Github Action: how to automatically rebuild the cache if it becomes invalid?

My packages use Github Actions for CI/CD, and like most people, leverage the excellent set of actions developed by @jimhester and others.

Recently I ran into a problem where a build was failing due to installing the incorrect version of a package dependency. After some digging, it was found that this is because the cached package was out of date, and although the cache key

${{ runner.os }}-${{ hashFiles('.github/R-version') }}-2-${{ hashFiles('.github/depends.Rds') }}

picks this up, the restore key

${{ runner.os }}-${{ hashFiles('.github/R-version') }}-2-

doesn't. Because of this, GHA merrily continues using the existing cache, breaking the pipeline downstream.

Note that these are basically the same keys as defined in the r-lib/actions repo -- I haven't changed them except to bump 1 to 2.

This weekend I've done a bit more work on the package, and updated the dependencies as well. Naturally, the build broke again because of the cache miss. The solution from last time still works: change the cache keys to manually invalidate the cache, and thus force it to be rebuilt.

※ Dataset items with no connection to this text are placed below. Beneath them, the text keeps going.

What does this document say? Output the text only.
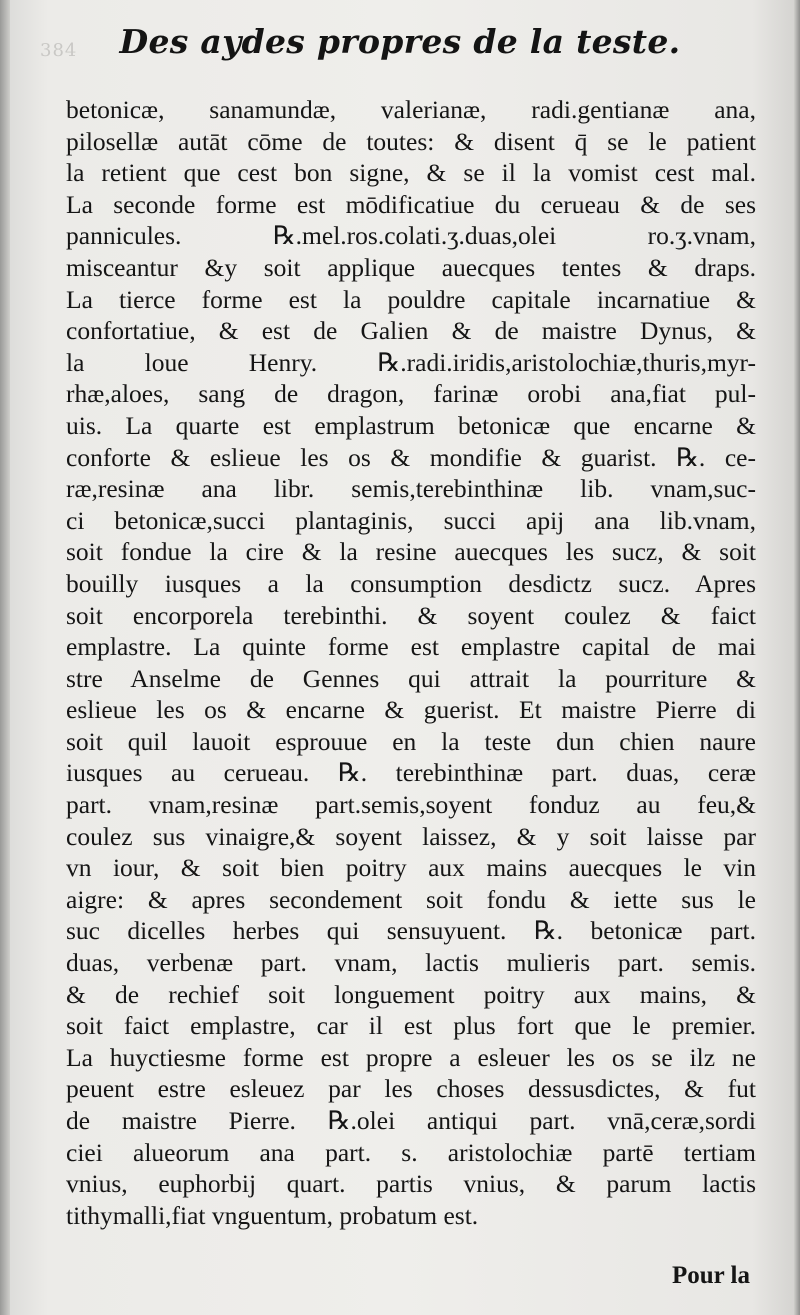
384	Des aydes propres de la teste.
betonicæ, sanamundæ, valerianæ, radi.gentianæ ana,
pilosellæ autāt cōme de toutes: & disent q̄ se le patient
la retient que cest bon signe, & se il la vomist cest mal.
La seconde forme est mōdificatiue du cerueau & de ses
pannicules. ℞.mel.ros.colati.ʒ.duas,olei ro.ʒ.vnam,
misceantur &y soit applique auecques tentes & draps.
La tierce forme est la pouldre capitale incarnatiue &
confortatiue, & est de Galien & de maistre Dynus, &
la loue Henry. ℞.radi.iridis,aristolochiæ,thuris,myr-
rhæ,aloes, sang de dragon, farinæ orobi ana,fiat pul-
uis. La quarte est emplastrum betonicæ que encarne &
conforte & eslieue les os & mondifie & guarist. ℞. ce-
ræ,resinæ ana libr. semis,terebinthinæ lib. vnam,suc-
ci betonicæ,succi plantaginis, succi apij ana lib.vnam,
soit fondue la cire & la resine auecques les sucz, & soit
bouilly iusques a la consumption desdictz sucz. Apres
soit encorporela terebinthi. & soyent coulez & faict
emplastre. La quinte forme est emplastre capital de mai
stre Anselme de Gennes qui attrait la pourriture &
eslieue les os & encarne & guerist. Et maistre Pierre di
soit quil lauoit esprouue en la teste dun chien naure
iusques au cerueau. ℞. terebinthinæ part. duas, ceræ
part. vnam,resinæ part.semis,soyent fonduz au feu,&
coulez sus vinaigre,& soyent laissez, & y soit laisse par
vn iour, & soit bien poitry aux mains auecques le vin
aigre: & apres secondement soit fondu & iette sus le
suc dicelles herbes qui sensuyuent. ℞. betonicæ part.
duas, verbenæ part. vnam, lactis mulieris part. semis.
& de rechief soit longuement poitry aux mains, &
soit faict emplastre, car il est plus fort que le premier.
La huyctiesme forme est propre a esleuer les os se ilz ne
peuent estre esleuez par les choses dessusdictes, & fut
de maistre Pierre. ℞.olei antiqui part. vnā,ceræ,sordi
ciei alueorum ana part. s. aristolochiæ partē tertiam
vnius, euphorbij quart. partis vnius, & parum lactis
tithymalli,fiat vnguentum, probatum est.
Pour la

This is kind of annoying; I don't want to have to change the cache keys every time I update my package dependencies. Instead, I'd like GHA to detect that the cache is invalid and rebuild it automatically when this happens. This was the default behaviour when I was using Azure Pipelines, for instance.

2 questions:

  1. If I change the restore-keys value to match cache-keys, will it give me the behaviour I'm after?
  2. What is the reason that restore-keys is different to cache-keys?

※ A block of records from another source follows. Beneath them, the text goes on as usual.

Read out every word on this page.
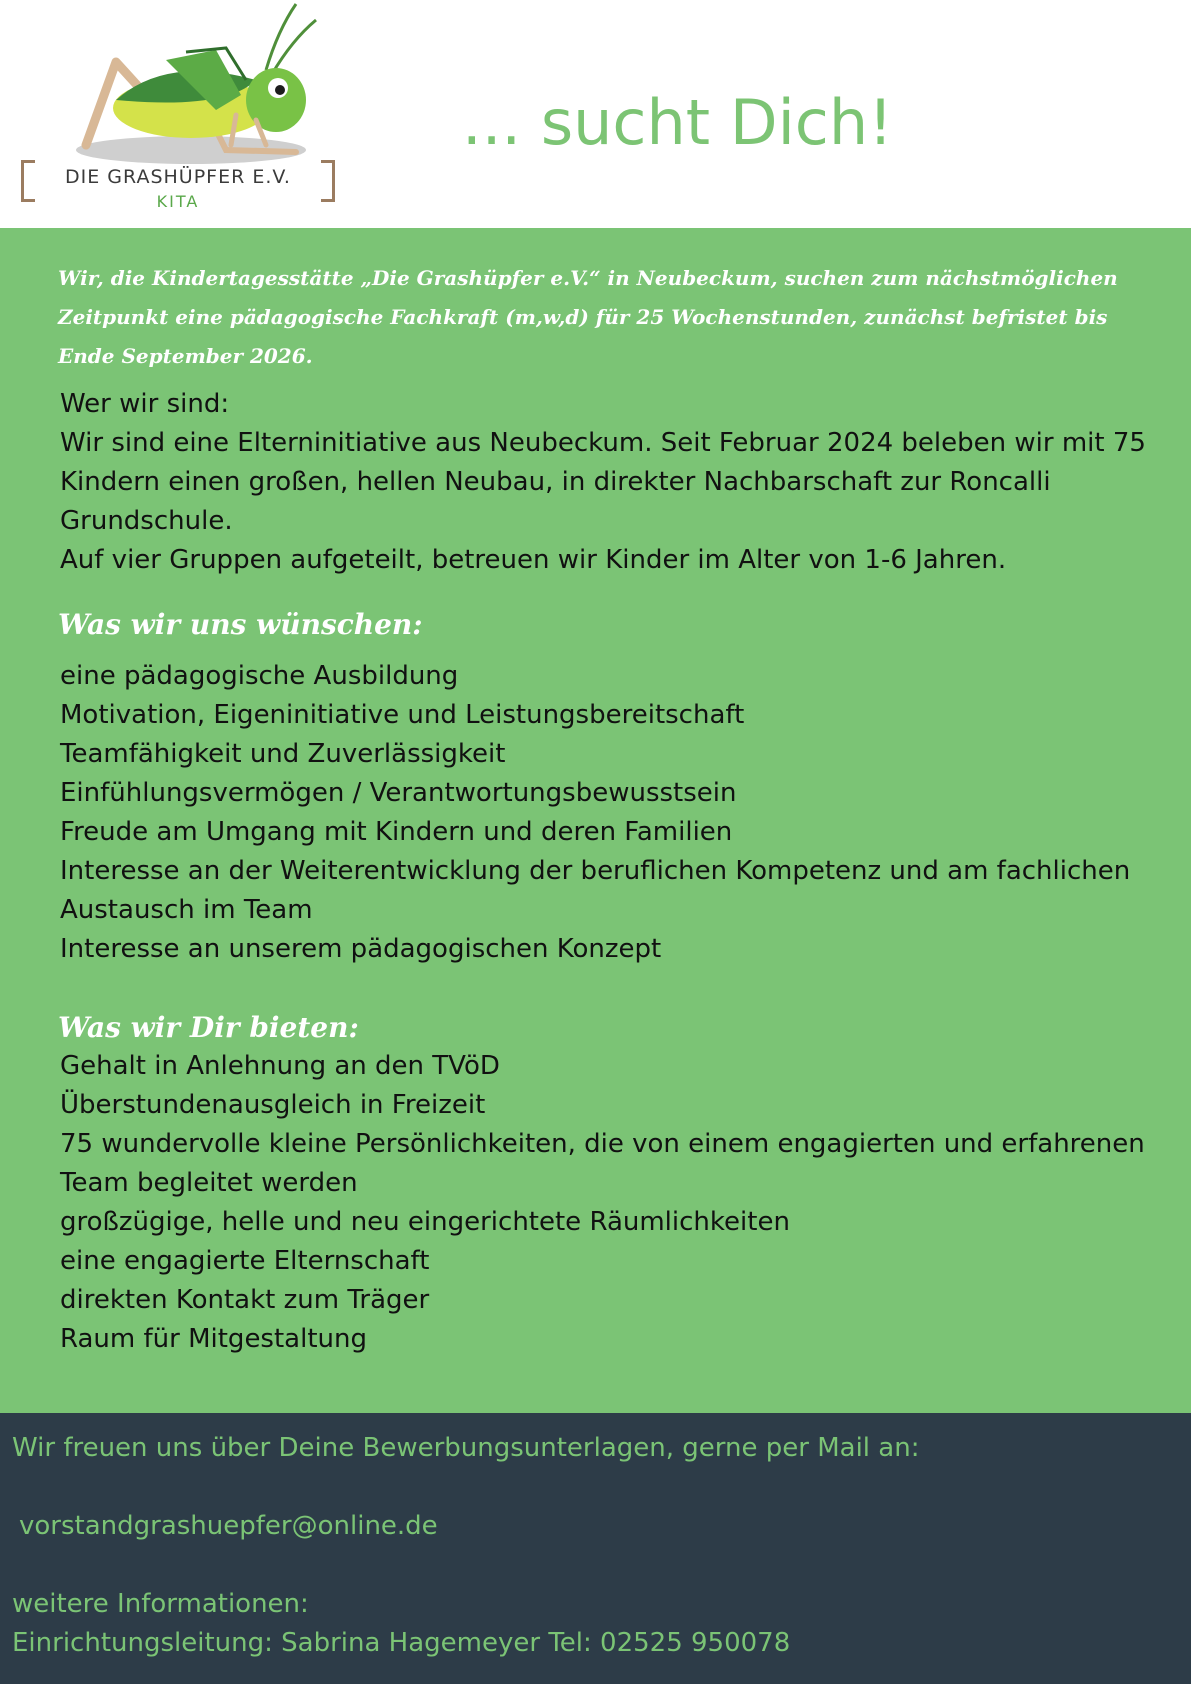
DIE GRASHÜPFER E.V.
KITA
... sucht Dich!
Wir, die Kindertagesstätte „Die Grashüpfer e.V.“ in Neubeckum, suchen zum nächstmöglichen Zeitpunkt eine pädagogische Fachkraft (m,w,d) für 25 Wochenstunden, zunächst befristet bis Ende September 2026.
Wer wir sind:
Wir sind eine Elterninitiative aus Neubeckum. Seit Februar 2024 beleben wir mit 75
Kindern einen großen, hellen Neubau, in direkter Nachbarschaft zur Roncalli
Grundschule.
Auf vier Gruppen aufgeteilt, betreuen wir Kinder im Alter von 1-6 Jahren.
Was wir uns wünschen:
eine pädagogische Ausbildung
Motivation, Eigeninitiative und Leistungsbereitschaft
Teamfähigkeit und Zuverlässigkeit
Einfühlungsvermögen / Verantwortungsbewusstsein
Freude am Umgang mit Kindern und deren Familien
Interesse an der Weiterentwicklung der beruflichen Kompetenz und am fachlichen
Austausch im Team
Interesse an unserem pädagogischen Konzept
Was wir Dir bieten:
Gehalt in Anlehnung an den TVöD
Überstundenausgleich in Freizeit
75 wundervolle kleine Persönlichkeiten, die von einem engagierten und erfahrenen
Team begleitet werden
großzügige, helle und neu eingerichtete Räumlichkeiten
eine engagierte Elternschaft
direkten Kontakt zum Träger
Raum für Mitgestaltung
Wir freuen uns über Deine Bewerbungsunterlagen, gerne per Mail an:
vorstandgrashuepfer@online.de
weitere Informationen:
Einrichtungsleitung: Sabrina Hagemeyer Tel: 02525 950078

If you don't want the fallback behavior you can remove the restore-keys entry entirely.

The behavior you describe, falling back to the previous cache is the intended behavior. Generally this works well automatically because the cache only contains older versions of packages, and remotes or pak both will automatically upgrade packages.

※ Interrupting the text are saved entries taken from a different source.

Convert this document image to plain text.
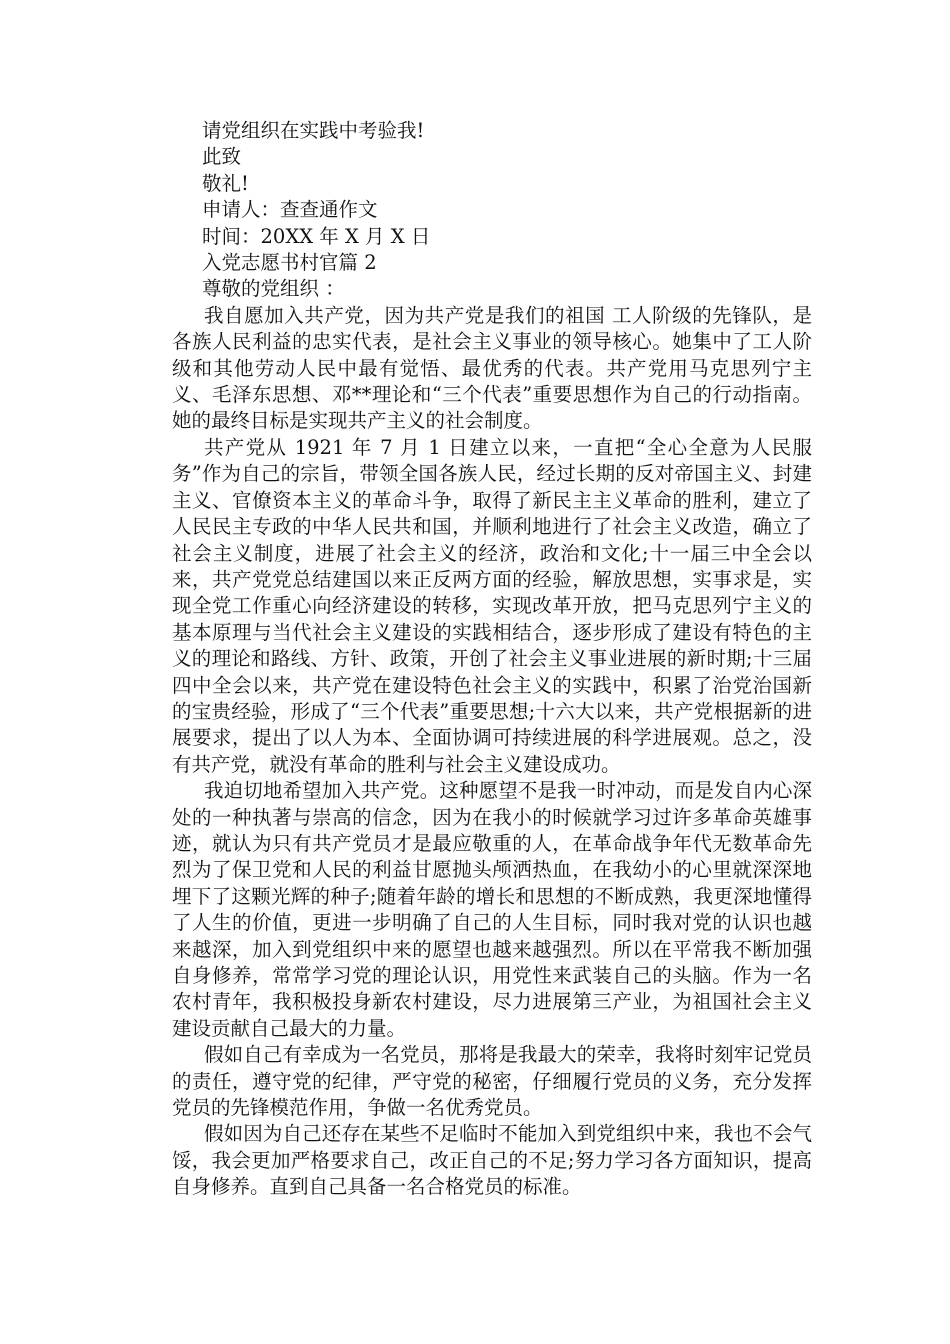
请党组织在实践中考验我!
此致
敬礼!
申请人：查查通作文
时间：20XX 年 X 月 X 日
入党志愿书村官篇 2
尊敬的党组织 ：

我自愿加入共产党，因为共产党是我们的祖国 工人阶级的先锋队，是各族人民利益的忠实代表，是社会主义事业的领导核心。她集中了工人阶级和其他劳动人民中最有觉悟、最优秀的代表。共产党用马克思列宁主义、毛泽东思想、邓**理论和“三个代表”重要思想作为自己的行动指南。她的最终目标是实现共产主义的社会制度。

共产党从 1921 年 7 月 1 日建立以来，一直把“全心全意为人民服务”作为自己的宗旨，带领全国各族人民，经过长期的反对帝国主义、封建主义、官僚资本主义的革命斗争，取得了新民主主义革命的胜利，建立了人民民主专政的中华人民共和国，并顺利地进行了社会主义改造，确立了社会主义制度，进展了社会主义的经济，政治和文化;十一届三中全会以来，共产党党总结建国以来正反两方面的经验，解放思想，实事求是，实现全党工作重心向经济建设的转移，实现改革开放，把马克思列宁主义的基本原理与当代社会主义建设的实践相结合，逐步形成了建设有特色的主义的理论和路线、方针、政策，开创了社会主义事业进展的新时期;十三届四中全会以来，共产党在建设特色社会主义的实践中，积累了治党治国新的宝贵经验，形成了“三个代表”重要思想;十六大以来，共产党根据新的进展要求，提出了以人为本、全面协调可持续进展的科学进展观。总之，没有共产党，就没有革命的胜利与社会主义建设成功。

我迫切地希望加入共产党。这种愿望不是我一时冲动，而是发自内心深处的一种执著与崇高的信念，因为在我小的时候就学习过许多革命英雄事迹，就认为只有共产党员才是最应敬重的人，在革命战争年代无数革命先烈为了保卫党和人民的利益甘愿抛头颅洒热血，在我幼小的心里就深深地埋下了这颗光辉的种子;随着年龄的增长和思想的不断成熟，我更深地懂得了人生的价值，更进一步明确了自己的人生目标，同时我对党的认识也越来越深，加入到党组织中来的愿望也越来越强烈。所以在平常我不断加强自身修养，常常学习党的理论认识，用党性来武装自己的头脑。作为一名农村青年，我积极投身新农村建设，尽力进展第三产业，为祖国社会主义建设贡献自己最大的力量。

假如自己有幸成为一名党员，那将是我最大的荣幸，我将时刻牢记党员的责任，遵守党的纪律，严守党的秘密，仔细履行党员的义务，充分发挥党员的先锋模范作用，争做一名优秀党员。

假如因为自己还存在某些不足临时不能加入到党组织中来，我也不会气馁，我会更加严格要求自己，改正自己的不足;努力学习各方面知识，提高自身修养。直到自己具备一名合格党员的标准。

However if your cache contains a newer version of a dependency you will have to bump the version number of the cache.

As I said if you don't want this behavior the best option is to remove the restore-keys field entirely.

Thanks @jimhester.

I'm not sure I understand. I can see that the current setup works well in the situation where dependencies get updated, eg I import package foo and it gets updated on CRAN from version X.0 to X.1. But if I change my dependencies, eg if I add package bar to imports/depends, or I add foo (>= X.1), then the cache breaks.

Will removing the restore-keys fix this behaviour? What is the downside -- I guess it means any time a (recursive) dependency is updated on CRAN, the entire cache is rebuilt?